Connaissez-vous Pierre Boivin ? Le connaissez-vous vraiment ? Et sa famille, qu'en savez-vous ? Et son passé ? Avez-vous une idée des épreuves qu'il a dû et doit encore surmonter sur le plan familial ? Le personnage est public, mais l'homme demeure secret.

Bertrand Raymond - (Collaboration spéciale)

 Le président du Canadien, Pierre Boivin, a rendez-vous avec la Gouverneure générale du Canada, Michaëlle Jean, à Rideau Hall, au début de l'été. À cette occasion, il sera officiellement reçu officier de l'Ordre du Canada.

L'invitation stipule que les officiers sont des gens qui ont démontré « un niveau exceptionnel de talent et de services aux Canadiens ». L'investiture du premier dirigeant de l'entreprise la plus en vue au Québec permettra de saluer sa réussite en affaires et son énorme contribution philanthropique à la cause des enfants et des gens dans le besoin.

Même s'il a participé à la relance financière du Canadien en assoyant l'entreprise sur des bases solides après son arrivée dans un nouvel amphithéâtre où la clientèle vieillissante était à rebâtir, cette réussite en affaires n'aurait pu à elle seule lui valoir de recevoir l'Ordre du Canada, la plus haute distinction civile au pays. 

Boivin est engagé dans deux causes sociales majeures et une troisième, dont il a été président, continue de profiter de sa précieuse contribution. Il est président du conseil d'admini­stration du CHU de Sainte-Justine et de la Fondation du Canadien pour l'enfance et il est encore très engagé dans les levées de fonds des Olympiques spéciaux du Québec. Il a aussi participé à la direction de deux campagnes de Centraide qui ont permis de recueillir plusieurs millions de dollars.

Le public sportif, qui est profondément attaché au Canadien, sait relativement peu de choses de l'homme qui en préside la destinée. On sait surtout qu'il contribue à engranger des revenus faramineux dans l'équipe et dans le Centre Bell.

Cependant, comme c'est généralement le cas pour un homme qui occupe cette fonction, il reçoit peu de crédit quand l'équipe gagne. Par contre, quand elle traverse une période sombre, les reproches pleuvent, surtout au sujet du rendement des hommes de hockey dont il a approuvé l'embauche.

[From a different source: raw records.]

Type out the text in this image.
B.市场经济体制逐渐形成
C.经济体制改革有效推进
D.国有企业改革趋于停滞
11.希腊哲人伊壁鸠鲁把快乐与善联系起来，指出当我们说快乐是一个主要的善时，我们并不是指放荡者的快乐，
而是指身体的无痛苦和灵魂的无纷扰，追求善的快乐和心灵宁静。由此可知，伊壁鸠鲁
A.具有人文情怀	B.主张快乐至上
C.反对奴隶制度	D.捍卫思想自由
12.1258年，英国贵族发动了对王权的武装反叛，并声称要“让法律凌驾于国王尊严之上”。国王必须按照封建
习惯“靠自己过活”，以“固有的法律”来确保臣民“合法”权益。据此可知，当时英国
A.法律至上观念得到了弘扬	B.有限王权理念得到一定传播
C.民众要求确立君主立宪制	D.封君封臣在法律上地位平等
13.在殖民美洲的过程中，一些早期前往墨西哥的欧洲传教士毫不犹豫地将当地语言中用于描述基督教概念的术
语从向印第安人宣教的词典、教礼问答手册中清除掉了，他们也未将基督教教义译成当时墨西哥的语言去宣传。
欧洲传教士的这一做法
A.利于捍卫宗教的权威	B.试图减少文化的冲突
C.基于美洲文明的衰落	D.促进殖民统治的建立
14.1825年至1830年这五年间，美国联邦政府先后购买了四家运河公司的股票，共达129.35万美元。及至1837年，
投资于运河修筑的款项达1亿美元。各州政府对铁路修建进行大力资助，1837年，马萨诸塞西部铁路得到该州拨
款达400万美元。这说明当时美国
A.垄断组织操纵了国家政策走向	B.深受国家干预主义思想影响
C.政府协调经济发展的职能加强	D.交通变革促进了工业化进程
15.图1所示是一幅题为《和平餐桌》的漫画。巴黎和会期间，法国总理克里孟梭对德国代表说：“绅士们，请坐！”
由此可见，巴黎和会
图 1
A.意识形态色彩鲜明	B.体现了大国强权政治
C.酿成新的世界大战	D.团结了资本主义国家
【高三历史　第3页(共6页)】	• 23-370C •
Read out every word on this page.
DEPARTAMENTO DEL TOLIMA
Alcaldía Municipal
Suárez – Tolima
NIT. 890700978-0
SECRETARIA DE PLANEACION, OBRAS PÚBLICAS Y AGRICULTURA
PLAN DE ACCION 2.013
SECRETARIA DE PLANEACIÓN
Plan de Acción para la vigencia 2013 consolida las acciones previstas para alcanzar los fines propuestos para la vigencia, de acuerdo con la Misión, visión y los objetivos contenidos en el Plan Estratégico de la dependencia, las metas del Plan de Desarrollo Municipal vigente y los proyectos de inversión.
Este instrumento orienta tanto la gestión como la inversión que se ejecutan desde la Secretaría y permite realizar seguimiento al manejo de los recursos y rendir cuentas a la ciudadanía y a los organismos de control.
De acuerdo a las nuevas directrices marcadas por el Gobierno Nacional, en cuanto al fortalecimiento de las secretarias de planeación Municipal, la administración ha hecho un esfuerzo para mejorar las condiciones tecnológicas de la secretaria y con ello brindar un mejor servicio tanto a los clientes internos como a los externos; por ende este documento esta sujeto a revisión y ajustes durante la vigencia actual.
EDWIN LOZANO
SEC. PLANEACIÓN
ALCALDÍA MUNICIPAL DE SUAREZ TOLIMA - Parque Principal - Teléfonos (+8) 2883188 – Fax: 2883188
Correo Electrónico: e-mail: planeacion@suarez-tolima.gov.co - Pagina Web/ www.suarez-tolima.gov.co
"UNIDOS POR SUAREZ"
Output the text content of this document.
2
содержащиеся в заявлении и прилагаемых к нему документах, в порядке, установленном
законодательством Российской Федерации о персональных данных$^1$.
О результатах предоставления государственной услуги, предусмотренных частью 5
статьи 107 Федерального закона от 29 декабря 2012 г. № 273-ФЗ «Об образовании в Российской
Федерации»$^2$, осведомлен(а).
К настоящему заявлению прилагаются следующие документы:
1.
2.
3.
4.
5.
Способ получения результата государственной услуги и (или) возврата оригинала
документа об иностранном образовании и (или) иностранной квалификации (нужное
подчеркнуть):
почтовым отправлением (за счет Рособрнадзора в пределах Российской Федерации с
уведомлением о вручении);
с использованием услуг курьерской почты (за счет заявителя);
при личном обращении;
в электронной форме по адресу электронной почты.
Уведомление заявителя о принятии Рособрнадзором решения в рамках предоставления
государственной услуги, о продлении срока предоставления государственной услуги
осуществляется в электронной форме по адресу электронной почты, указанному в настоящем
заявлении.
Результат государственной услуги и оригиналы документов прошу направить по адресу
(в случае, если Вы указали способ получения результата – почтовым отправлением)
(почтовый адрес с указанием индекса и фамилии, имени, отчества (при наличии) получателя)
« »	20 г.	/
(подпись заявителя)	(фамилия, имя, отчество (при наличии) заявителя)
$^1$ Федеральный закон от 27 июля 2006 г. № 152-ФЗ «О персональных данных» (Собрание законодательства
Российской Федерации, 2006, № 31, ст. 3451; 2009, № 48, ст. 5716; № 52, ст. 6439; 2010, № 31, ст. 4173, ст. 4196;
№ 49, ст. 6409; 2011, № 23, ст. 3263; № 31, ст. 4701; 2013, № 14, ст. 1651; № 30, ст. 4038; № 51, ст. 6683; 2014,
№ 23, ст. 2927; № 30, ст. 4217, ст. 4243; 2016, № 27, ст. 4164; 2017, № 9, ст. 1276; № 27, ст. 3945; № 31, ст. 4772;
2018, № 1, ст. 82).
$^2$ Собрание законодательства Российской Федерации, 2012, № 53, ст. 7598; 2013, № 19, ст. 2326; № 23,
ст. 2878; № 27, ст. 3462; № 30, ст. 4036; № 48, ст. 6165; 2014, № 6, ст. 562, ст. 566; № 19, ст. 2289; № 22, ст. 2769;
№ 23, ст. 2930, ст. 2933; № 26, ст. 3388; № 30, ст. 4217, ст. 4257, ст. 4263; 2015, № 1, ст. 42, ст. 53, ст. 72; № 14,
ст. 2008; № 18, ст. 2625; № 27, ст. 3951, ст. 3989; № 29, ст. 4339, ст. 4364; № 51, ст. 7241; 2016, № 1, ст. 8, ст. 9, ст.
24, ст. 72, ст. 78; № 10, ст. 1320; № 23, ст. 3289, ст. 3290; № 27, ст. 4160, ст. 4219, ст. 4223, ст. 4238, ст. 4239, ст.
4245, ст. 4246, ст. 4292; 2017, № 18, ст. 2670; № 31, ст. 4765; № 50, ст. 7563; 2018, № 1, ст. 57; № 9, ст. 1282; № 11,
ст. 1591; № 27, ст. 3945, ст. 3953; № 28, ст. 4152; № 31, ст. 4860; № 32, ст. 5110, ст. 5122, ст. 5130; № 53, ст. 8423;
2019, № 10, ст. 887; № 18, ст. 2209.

 Ça fait partie de la game, comme on dit dans le langage sportif. Néanmoins, Pierre Boivin, c'est beaucoup plus que le personnage public qui administre le Canadien et le Centre Bell. C'est un homme à qui les enfants du Québec, qu'ils soient malades, handicapés ou défavorisés, doivent beaucoup. C'est d'ailleurs ce qui lui vaut de porter déjà l'insigne de l'Ordre du Canada à sa boutonnière.  

De quoi être sensible

 On ne peut pas avoir une sensibilité profonde pour des causes humanitaires et on ne peut pas s'investir autant dans des oeuvres caritatives si on n'a pas d'abord vécu des évènements qui ont contribué à développer une fibre sensible.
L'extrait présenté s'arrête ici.